Black masks in Punu culture were worn by dancers as training masks, which perform first to announce the arrival of the white mask dancer which is more experienced. Sometimes when a misfortune happens to a group they take white masks and paint them black. This type of mask is only danced with in the dark at night. Different from the other two masks, these masks are rarely found in a museum because they used to hide them very well, due to the belief that they are dangerous and they have an evil nature.

== Beliefs ==
The Punu believe in their God Nyambye, they feared evil spirits, they used to do chirurgical operations after someone's death to find out the cause of the death however if the cause of the late person could not be found it was then the wizard (mulosi) from the family circle who should be held responsible.
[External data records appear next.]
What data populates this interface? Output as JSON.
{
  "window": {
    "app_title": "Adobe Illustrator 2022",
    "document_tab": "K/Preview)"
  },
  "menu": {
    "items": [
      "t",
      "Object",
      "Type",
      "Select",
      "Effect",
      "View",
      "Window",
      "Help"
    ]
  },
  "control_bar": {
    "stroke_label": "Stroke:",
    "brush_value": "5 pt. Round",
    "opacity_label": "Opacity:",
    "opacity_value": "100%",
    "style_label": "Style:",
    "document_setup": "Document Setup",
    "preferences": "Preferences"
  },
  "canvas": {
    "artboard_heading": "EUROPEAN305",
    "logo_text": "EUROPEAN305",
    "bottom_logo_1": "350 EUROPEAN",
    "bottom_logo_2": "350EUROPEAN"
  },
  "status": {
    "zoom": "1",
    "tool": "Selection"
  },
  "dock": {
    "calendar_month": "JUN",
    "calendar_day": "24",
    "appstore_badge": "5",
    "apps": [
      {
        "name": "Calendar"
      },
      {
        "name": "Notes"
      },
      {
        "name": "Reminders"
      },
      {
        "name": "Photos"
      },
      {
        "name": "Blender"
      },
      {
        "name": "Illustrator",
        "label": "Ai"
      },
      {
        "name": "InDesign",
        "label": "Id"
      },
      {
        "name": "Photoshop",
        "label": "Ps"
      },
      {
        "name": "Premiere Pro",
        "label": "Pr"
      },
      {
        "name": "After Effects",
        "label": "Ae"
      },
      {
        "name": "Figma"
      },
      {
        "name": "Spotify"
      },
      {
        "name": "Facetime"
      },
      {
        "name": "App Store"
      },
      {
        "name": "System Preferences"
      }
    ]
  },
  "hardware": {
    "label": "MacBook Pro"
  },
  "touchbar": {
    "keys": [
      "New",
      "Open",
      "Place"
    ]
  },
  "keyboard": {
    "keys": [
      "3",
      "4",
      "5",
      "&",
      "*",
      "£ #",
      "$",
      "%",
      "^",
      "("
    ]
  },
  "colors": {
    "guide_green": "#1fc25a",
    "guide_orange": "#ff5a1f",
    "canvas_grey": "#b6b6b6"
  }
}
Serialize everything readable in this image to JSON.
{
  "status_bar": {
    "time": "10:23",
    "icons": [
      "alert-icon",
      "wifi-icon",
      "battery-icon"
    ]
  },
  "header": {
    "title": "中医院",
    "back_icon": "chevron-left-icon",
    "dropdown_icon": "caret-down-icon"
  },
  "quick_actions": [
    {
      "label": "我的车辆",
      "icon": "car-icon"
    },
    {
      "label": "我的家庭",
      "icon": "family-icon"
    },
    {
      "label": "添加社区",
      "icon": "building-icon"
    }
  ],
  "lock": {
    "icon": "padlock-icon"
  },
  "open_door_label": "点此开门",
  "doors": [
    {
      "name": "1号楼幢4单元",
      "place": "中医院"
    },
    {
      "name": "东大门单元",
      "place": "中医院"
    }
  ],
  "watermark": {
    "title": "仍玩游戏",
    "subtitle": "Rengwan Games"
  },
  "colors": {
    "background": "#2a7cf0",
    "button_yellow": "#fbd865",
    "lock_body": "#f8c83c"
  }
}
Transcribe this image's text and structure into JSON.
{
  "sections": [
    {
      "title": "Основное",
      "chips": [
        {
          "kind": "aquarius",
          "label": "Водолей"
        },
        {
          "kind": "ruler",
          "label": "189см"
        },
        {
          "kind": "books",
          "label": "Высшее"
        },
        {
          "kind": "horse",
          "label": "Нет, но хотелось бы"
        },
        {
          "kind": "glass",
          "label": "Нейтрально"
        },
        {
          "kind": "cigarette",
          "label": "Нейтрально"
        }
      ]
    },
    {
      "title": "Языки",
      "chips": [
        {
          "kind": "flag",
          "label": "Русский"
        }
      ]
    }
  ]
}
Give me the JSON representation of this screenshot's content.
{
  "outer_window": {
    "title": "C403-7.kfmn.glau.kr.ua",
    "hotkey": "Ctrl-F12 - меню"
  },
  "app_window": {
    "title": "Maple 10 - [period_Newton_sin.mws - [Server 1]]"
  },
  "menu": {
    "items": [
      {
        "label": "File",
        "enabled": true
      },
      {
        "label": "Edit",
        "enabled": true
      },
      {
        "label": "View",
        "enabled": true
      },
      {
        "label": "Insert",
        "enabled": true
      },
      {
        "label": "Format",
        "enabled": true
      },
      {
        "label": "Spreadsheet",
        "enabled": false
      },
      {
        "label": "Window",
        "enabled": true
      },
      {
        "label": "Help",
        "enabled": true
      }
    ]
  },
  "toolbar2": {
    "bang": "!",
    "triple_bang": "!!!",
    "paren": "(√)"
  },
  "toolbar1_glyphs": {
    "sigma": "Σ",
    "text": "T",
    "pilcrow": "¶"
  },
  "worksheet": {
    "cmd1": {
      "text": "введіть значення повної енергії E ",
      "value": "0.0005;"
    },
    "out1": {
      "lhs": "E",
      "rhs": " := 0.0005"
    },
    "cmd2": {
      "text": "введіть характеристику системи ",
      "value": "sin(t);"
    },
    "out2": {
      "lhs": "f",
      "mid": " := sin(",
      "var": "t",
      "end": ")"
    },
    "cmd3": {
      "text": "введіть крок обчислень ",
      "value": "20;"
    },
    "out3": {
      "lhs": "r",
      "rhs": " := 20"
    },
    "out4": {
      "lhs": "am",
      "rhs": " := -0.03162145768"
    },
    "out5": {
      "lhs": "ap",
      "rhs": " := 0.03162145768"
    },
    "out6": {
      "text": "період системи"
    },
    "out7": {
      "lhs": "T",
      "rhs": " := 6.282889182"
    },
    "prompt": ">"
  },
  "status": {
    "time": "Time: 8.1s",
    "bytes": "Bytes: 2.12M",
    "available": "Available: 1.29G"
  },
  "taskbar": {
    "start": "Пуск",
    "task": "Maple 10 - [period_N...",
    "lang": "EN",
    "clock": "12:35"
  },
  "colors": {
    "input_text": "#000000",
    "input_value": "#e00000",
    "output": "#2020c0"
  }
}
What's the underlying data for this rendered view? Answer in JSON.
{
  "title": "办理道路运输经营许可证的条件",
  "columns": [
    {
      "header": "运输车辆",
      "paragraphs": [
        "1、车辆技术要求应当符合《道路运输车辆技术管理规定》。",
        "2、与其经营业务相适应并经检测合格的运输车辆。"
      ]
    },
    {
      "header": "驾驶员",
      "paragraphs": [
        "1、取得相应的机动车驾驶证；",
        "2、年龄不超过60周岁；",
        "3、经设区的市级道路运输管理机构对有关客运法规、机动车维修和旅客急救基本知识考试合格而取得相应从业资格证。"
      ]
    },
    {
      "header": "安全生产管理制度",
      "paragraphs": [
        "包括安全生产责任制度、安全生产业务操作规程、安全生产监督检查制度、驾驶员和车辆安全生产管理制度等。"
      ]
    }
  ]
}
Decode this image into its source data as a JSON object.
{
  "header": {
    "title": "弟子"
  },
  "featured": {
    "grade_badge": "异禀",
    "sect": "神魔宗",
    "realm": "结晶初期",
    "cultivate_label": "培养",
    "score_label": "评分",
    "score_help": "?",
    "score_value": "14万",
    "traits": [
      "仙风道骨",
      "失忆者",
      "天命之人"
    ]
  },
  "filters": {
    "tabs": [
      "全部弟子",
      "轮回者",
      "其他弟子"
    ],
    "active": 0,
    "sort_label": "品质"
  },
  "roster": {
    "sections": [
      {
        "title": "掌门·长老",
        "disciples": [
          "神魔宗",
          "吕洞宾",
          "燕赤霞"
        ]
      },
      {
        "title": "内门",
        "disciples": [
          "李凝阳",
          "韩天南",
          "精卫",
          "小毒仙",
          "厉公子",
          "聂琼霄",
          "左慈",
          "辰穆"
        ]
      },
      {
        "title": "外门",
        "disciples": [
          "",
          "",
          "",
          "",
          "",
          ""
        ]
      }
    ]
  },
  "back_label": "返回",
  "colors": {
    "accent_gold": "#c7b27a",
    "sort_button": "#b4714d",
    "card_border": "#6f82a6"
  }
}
People were jealous of successful people and they believed that their jealousy would cause the successful person harm or death. Illness was always seen as work of an evil spirit and the only way to heal was by a special ritual to cast away the evil spirit's work.

== Diaspora ==
Newspaper adverts, seeking the capture and return of enslaved runaways, known as 'Freedom Seekers', have uncovered a young, female member of the Punu community living and working in East London in the early 1700s. Her intricate scarification marks, described as diamonds on her forehead and temples are those portrayed on the Mukudj, female ancestor masks of the Punu community in Gabon.

Punu carvers continue to model these masks on the women they consider beautiful in the village.

The girl, aged about 16, resided with Captain Henry Lumley and his household at number 18 Prescott street, Goodman Fields, Aldgate. On the night of Thursday 14 January 1706, taking advantage of the Captain's absence, she escaped her captivity, and was still free when the advert was printed three days later.